FOR THE FIFTH consecutive year, BuildingGreen Inc. announced its top 10 green building products at the U.S. Green Building Council's Greenbuild Conference, held this year in Denver in mid-November. The publisher of Environmental Building News, a monthly newsletter, and the GreenSpec Directory, a national directory of green building products, creates its list from products added to the directory and covered by the newsletter over the previous year. This year's list (see “BuildingGreen's Top 10 Products for 2006,” page 40) includes materials, glazing, an air conditioning system, products for greater water efficiency, a system for salvaging timber, and a process by which building owners can earn renewable energy credits.
“Part of the purpose in recognizing the top 10 products is to convey the breadth of green building products entering the market,” says Alex Wilson, executive editor of Environmental Building News and co-editor of the directory. Yet keeping up with what's available can be a challenge at times. In just the past year at least 250 products have been added to the GreenSpec database (which now has more than 2,100 listings), and Wilson admits there is a backlog of products being reviewed and written up. “More and more companies are coming to us with products to evaluate,” he says.
Not all of those companies are acting in good faith, however.
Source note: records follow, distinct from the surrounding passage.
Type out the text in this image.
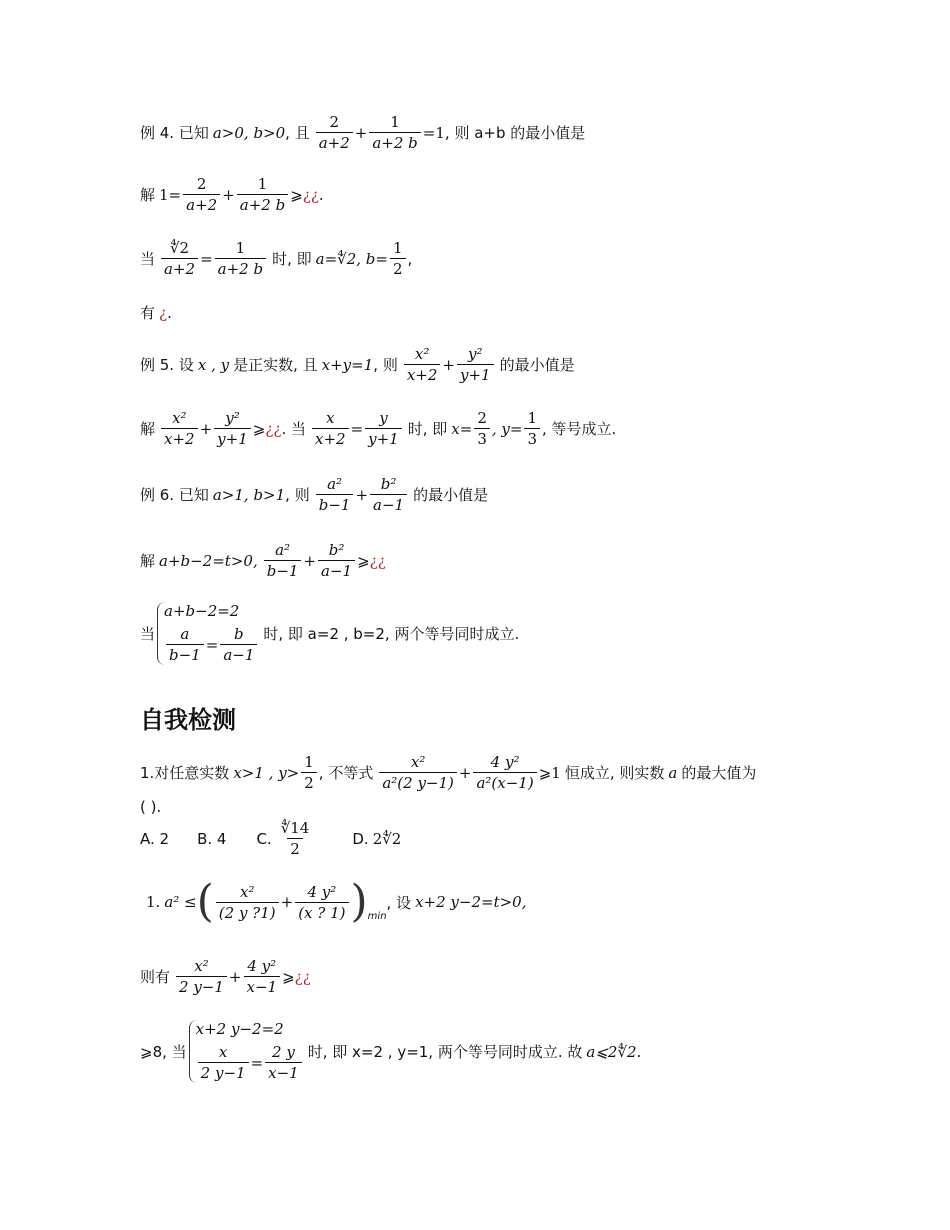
例 4. 已知 a>0, b>0 , 且 $\frac{2}{a+2} + \frac{1}{a+2 b} =1$ , 则 a+b 的最小值是
解 $1= \frac{2}{a+2} + \frac{1}{a+2 b}$ ⩾ ¿¿ .
当 $\frac{∜2}{a+2} = \frac{1}{a+2 b}$ 时, 即 a=∜2 , $b= \frac{1}{2}$ ,
有 ¿ .
例 5. 设 x , y 是正实数, 且 x+y=1 , 则 $\frac{\text{x²}}{x+2} + \frac{\text{y²}}{y+1}$ 的最小值是
解 $\frac{\text{x²}}{x+2} + \frac{\text{y²}}{y+1}$ ⩾ ¿¿ . 当 $\frac{x}{x+2} = \frac{y}{y+1}$ 时, 即 $x= \frac{2}{3}$ , $y= \frac{1}{3}$ , 等号成立.
例 6. 已知 a>1, b>1 , 则 $\frac{\text{a²}}{b-1} + \frac{\text{b²}}{a-1}$ 的最小值是
解 a+b−2=t>0, $\frac{\text{a²}}{b-1} + \frac{\text{b²}}{a-1}$ ⩾ ¿¿
当
a+b−2=2
$\frac{a}{b-1} = \frac{b}{a-1}$ 时, 即 a=2 , b=2, 两个等号同时成立.
自我检测
1.对任意实数 x>1 , $y> \frac{1}{2}$ , 不等式 $\frac{\text{x²}}{\text{a²(2 y−1)}} + \frac{\text{4 y²}}{\text{a²(x−1)}}$ ⩾1 恒成立, 则实数 a 的最大值为
( ).
A. 2 B. 4 C. $\frac{∜14}{2}$	D. 2∜2
1. a² ≤ ( $\frac{\text{x²}}{(2 y ?1)} + \frac{\text{4 y²}}{(x ? 1)}$ ) min
, 设 x+2 y−2=t>0,
则有 $\frac{\text{x²}}{2 y-1} + \frac{\text{4 y²}}{x-1}$ ⩾ ¿¿
⩾8, 当
x+2 y−2=2
$\frac{x}{2 y-1} = \frac{2 y}{x-1}$ 时, 即 x=2 , y=1, 两个等号同时成立. 故 a⩽2∜2.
In an effort to get in on the growing business of sustainability, some manufacturers engage in “greenwashing”—portraying a product as environmentally friendly when in fact it is not, or at least not to the degree touted. Wilson says the issue has “probably gotten more common” but notes that BuildingGreen's editors and researchers approach manufacturer claims with a “healthy skepticism.”
BuildingGreen publishes “very specific” criteria for what constitutes a green product, says Wilson (go to www.buildinggreen.com). The five basic principles are products made with salvaged, recycled, or agricultural waste content; products that conserve natural resources; products that avoid toxic or other emissions; products that save energy or water; and products that contribute to a safe and healthy built environment. BuildingGreen's criteria are reviewed and modified at least yearly, Wilson says, usually to tighten the standards.
But BuildingGreen does not do any testing itself. Instead, it relies on certifications from such independent organizations as Green Seal (www.greenseal.org), the Greenguard Environmental Institute (www.greenguard.org), and Scientific Certification Systems (www.scscertified.com), which verify environmental claims or measure environmental performance. Editors and researchers also talk with users and building professionals to learn whether products perform as claimed.
“Because we don't carry advertising in any of our publications, and because manufacturers do not pay for listings in [the directory], we are able to be fully objective and independent in our designation of products as green,” says Wilson.